My longtime friend and colleague Bob Bly wrote a note about the use of listicles (numbered lists) in marketing copy and editorial content.

He points out that they can work quite well, for 3 reasons: They are easy to read, easy to write, and the number in the headline arouses the reader’s curiosity. However, he says, since the rise of the internet, their use has exploded. And as a result, they don’t pack the punch they did decades ago, when they stood out from most of the copy being written back then.

His advice? Use them… but infrequently.

“Use numbered lists in your copy where they fit best,” Bob says, “for example, presenting a group of disparate product advantages. But in other promotions, there are many headline formats that can be more powerful and attention-getting…. Click here to sample a few dozen alternatives.” ​

As always, Bob is right.

I have an additional thought: Listicles are good if you are looking for clicks, but single-topic essays are right when you want to convert someone to a follower.

The Spy Who Came In From the Cold 

By John le Carré

256 pages

Published January 1, 1963 by Coward-McCann

This was the Mules’ January book selection. As I’m writing this, we haven’t yet met, so I can’t report on the members’ opinions, but I suspect they will be positive.

About a year after the Berlin Wall was erected, Leamas, a British agent, at the end of a long and difficult career where he has seen all of his operatives killed by the Communists, is sent to East Germany to bring down Hans Dietr Mundt, an important East German intelligence officer, by posing as a defector and “divulging” false information insinuating that Mundt is a traitor to the East Germans.

Of course, few things go as planned. Especially in this genre of fiction. There are surprises in store – for Leamus and for the reader – almost every other page, including a fateful love affair, the continual appearance of entertaining secondary characters, and lots of twists and turns in the action, topped off by one major surprise at the end.

As a spy novel, The Spy Who Came In From the Cold was fully satisfying. Two things, however, make it better than genre fiction.

At one level, it is a critique of the Cold War and the questionable tactics Western governments used in competing with the Russians.

At another level, it is a critique of ideological thinking per se – and how it lends itself to all sorts of useless and destructive actions that could not and did not make any sense in the light of reason.

In fact, some of the most enjoyable parts of the book, for me, were a series of conversations between Leamas and Fiedler, an East German spy, on their respective life views and career motivations.

The novel received critical acclaim at the time of its publication and became an international bestseller. It was selected as one of the 100 All-Time Best Novels by Time magazine.
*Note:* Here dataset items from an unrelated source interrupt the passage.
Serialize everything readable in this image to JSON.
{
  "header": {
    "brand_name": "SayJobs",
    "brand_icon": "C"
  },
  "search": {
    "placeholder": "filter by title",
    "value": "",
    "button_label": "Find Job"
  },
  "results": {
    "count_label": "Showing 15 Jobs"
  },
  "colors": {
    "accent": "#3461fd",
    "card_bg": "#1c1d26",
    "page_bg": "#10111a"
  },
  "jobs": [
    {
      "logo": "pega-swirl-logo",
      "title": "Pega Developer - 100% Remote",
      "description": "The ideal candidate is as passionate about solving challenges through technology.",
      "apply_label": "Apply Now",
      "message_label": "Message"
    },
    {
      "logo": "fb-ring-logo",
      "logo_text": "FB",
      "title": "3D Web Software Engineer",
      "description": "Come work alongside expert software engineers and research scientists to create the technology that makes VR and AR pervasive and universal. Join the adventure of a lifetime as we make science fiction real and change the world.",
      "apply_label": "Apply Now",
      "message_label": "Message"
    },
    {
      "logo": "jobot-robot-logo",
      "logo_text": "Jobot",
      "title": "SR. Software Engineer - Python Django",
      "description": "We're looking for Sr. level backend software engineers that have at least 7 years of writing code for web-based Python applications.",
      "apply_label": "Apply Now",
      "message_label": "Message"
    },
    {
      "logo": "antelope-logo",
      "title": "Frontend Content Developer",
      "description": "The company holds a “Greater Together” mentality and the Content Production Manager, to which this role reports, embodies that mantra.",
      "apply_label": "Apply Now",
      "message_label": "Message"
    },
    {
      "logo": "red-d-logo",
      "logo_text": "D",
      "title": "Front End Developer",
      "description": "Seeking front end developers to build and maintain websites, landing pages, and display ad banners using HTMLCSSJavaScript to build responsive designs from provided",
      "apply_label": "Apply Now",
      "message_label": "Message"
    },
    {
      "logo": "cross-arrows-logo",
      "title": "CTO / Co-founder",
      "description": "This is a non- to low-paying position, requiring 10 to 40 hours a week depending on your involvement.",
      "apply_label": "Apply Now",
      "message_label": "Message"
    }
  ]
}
From J.B. Priestly: “Superbly constructed, with an atmosphere of chilly hell.”

From The Guardian: “Le Carré handles the unspooling web of narrative and motive with exemplary poise.”

The Spy Who Came In From the Cold (1965)

Directed by Martin Ritt

Starring Richard Burton, Claire Bloom, and Oskar Werner 

More often than not, movies made from books make lots of changes. Characters are eliminated. Dialog is deleted and/or simplified, and often the denouements are altered to appeal to the movie crowd. That is not the case with the movie version of The Spy Who Came In From the Cold. The plot is nearly identical. The characters are the same. And the dialog, as near as I could tell, is word-for-word.

With all that good stuff preserved from the book, I had positive expectations. And, indeed, there are lots of cinematic elements to admire. The cinematography is brilliant – the images, the angles – the lighting (B&W) is evocative, and the settings were designed perfectly for the action.

But I was disappointed. The plot of the book was tense, fast-paced, and emotionally gripping. In the movie, it is not. There were moments when I couldn’t understand why certain characters did what they did or said what they said. I didn’t have that feeling reading the book. And the acting ranged from adequate to opaque. This was especially evident with the lead, the great Richard Burton, whose character and motivations were obscured by an over-reliance on scowling. There was none of the charm in Burton’s performance that was evident in the book. I blame all that on the director. Everything the director is responsible for, including the acting, was a bit overdone.

It is not a bad movie. It is certainly better than many. I would recommend it. But don’t expect to be awestruck.

You can watch the trailer here.

From Slant Magazine: “A fabulous, distinctive movie that revels in the precision and density of conversation as warfare.”

From The New York Times, Bosley Crowther: “The film makes you believe it could have happened. And that’s the remarkable thing.”